Straordinario, riposo, ben fatto. Il senso della festa

Autore

Carlo Pacher
Carlo Pacher, classe 1995, lavora per la formazione e lo sviluppo delle persone in La Sportiva. Ha conseguito una doppia laurea in Scienze Filosofiche presso gli atenei di Padova e Jena, in Germania, con una tesi dal titolo: "Intersoggettivà, costruzione, limite. Intorno alla riflessione hegeliana sul linguaggio", tema a cui ha lavorato sotto la guida dei Professori Luca Illetterati e Klaus Vieweg. Precedentemente aveva affrontato il tema della conoscenza di sé in Platone per l'elaborato di tesi triennale con il Professor Carlo Scilironi. Nell'estate 2021 ha preso parte al corso executive "Strategie e nuovi modelli di sviluppo sostenibile" presso CUOA Business School. Attivo in più realtà di volontariato sociale a livello locale, musicista per passione.

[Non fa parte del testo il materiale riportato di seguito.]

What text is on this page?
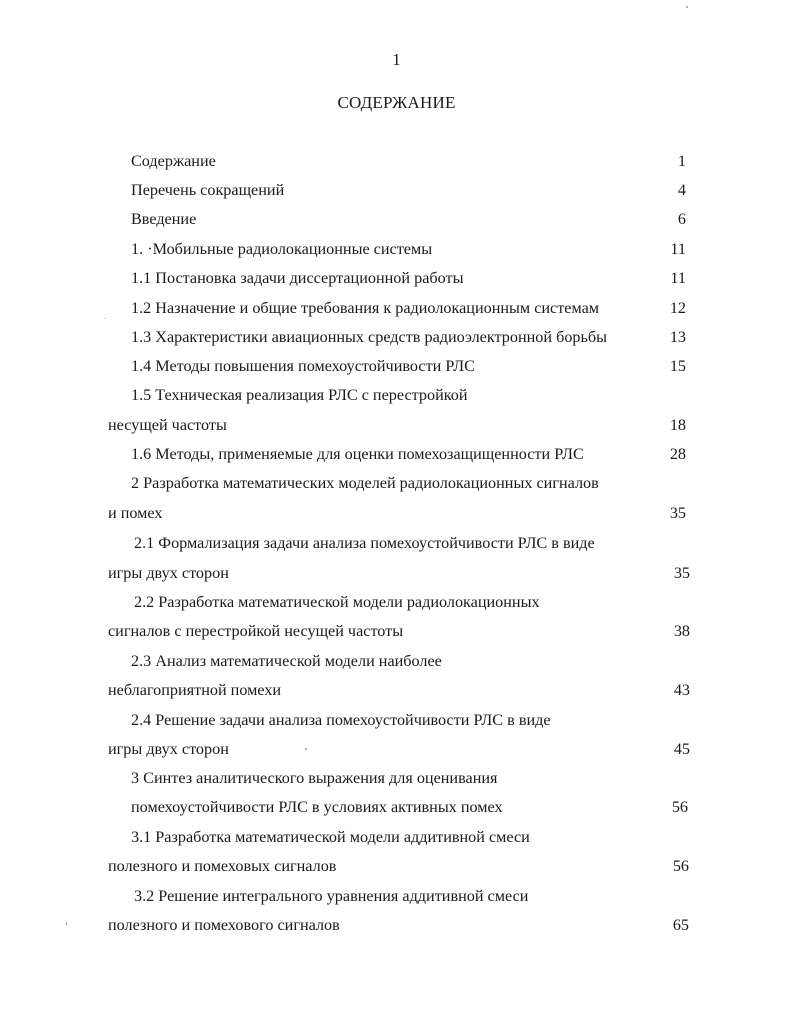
1
СОДЕРЖАНИЕ
Содержание	1
Перечень сокращений	4
Введение	6
1. ·Мобильные радиолокационные системы	11
1.1 Постановка задачи диссертационной работы	11
1.2 Назначение и общие требования к радиолокационным системам	12
1.3 Характеристики авиационных средств радиоэлектронной борьбы	13
1.4 Методы повышения помехоустойчивости РЛС	15
1.5 Техническая реализация РЛС с перестройкой
несущей частоты	18
1.6 Методы, применяемые для оценки помехозащищенности РЛС	28
2 Разработка математических моделей радиолокационных сигналов
и помех	35
2.1 Формализация задачи анализа помехоустойчивости РЛС в виде
игры двух сторон	35
2.2 Разработка математической модели радиолокационных
сигналов с перестройкой несущей частоты	38
2.3 Анализ математической модели наиболее
неблагоприятной помехи	43
2.4 Решение задачи анализа помехоустойчивости РЛС в виде
игры двух сторон	45
3 Синтез аналитического выражения для оценивания
помехоустойчивости РЛС в условиях активных помех	56
3.1 Разработка математической модели аддитивной смеси
полезного и помеховых сигналов	56
3.2 Решение интегрального уравнения аддитивной смеси
полезного и помехового сигналов	65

«Dicono che c’è un tempo per seminare
E uno più lungo per aspettare.
Io dico che c’era un tempo sognato
Che bisognava sognare»

I. Fossati, C’è tempo, 2003

Una delle peculiarità della festa è il suo carattere straordinario di fronte all’ordinarietà del quotidiano. La festa differenzia e si differenzia dai giorni normali, li definisce tali alternandoli alla sua presenza nello scorrere del tempo. “Non è sempre domenica” diciamo infatti. Noi esseri umani, che abbiamo costitutivamente bisogno di costruire significati per ciascuno dei mondi che viviamo, nei riguardi del tempo abbiamo dato massima espressione di noi stessi, assegnandogli nella storia i numerosissimi significati che gli appartengono: c’è un tempo per lavorare e uno per riposare; un tempo per raccogliere e uno per seminare; c’è un tempo per vedere le cose e uno per finalizzarle. Ci sono le stagioni della vita. «C’è un tempo per ogni cosa», sta scritto nella Bibbia (Qo 3,1-11).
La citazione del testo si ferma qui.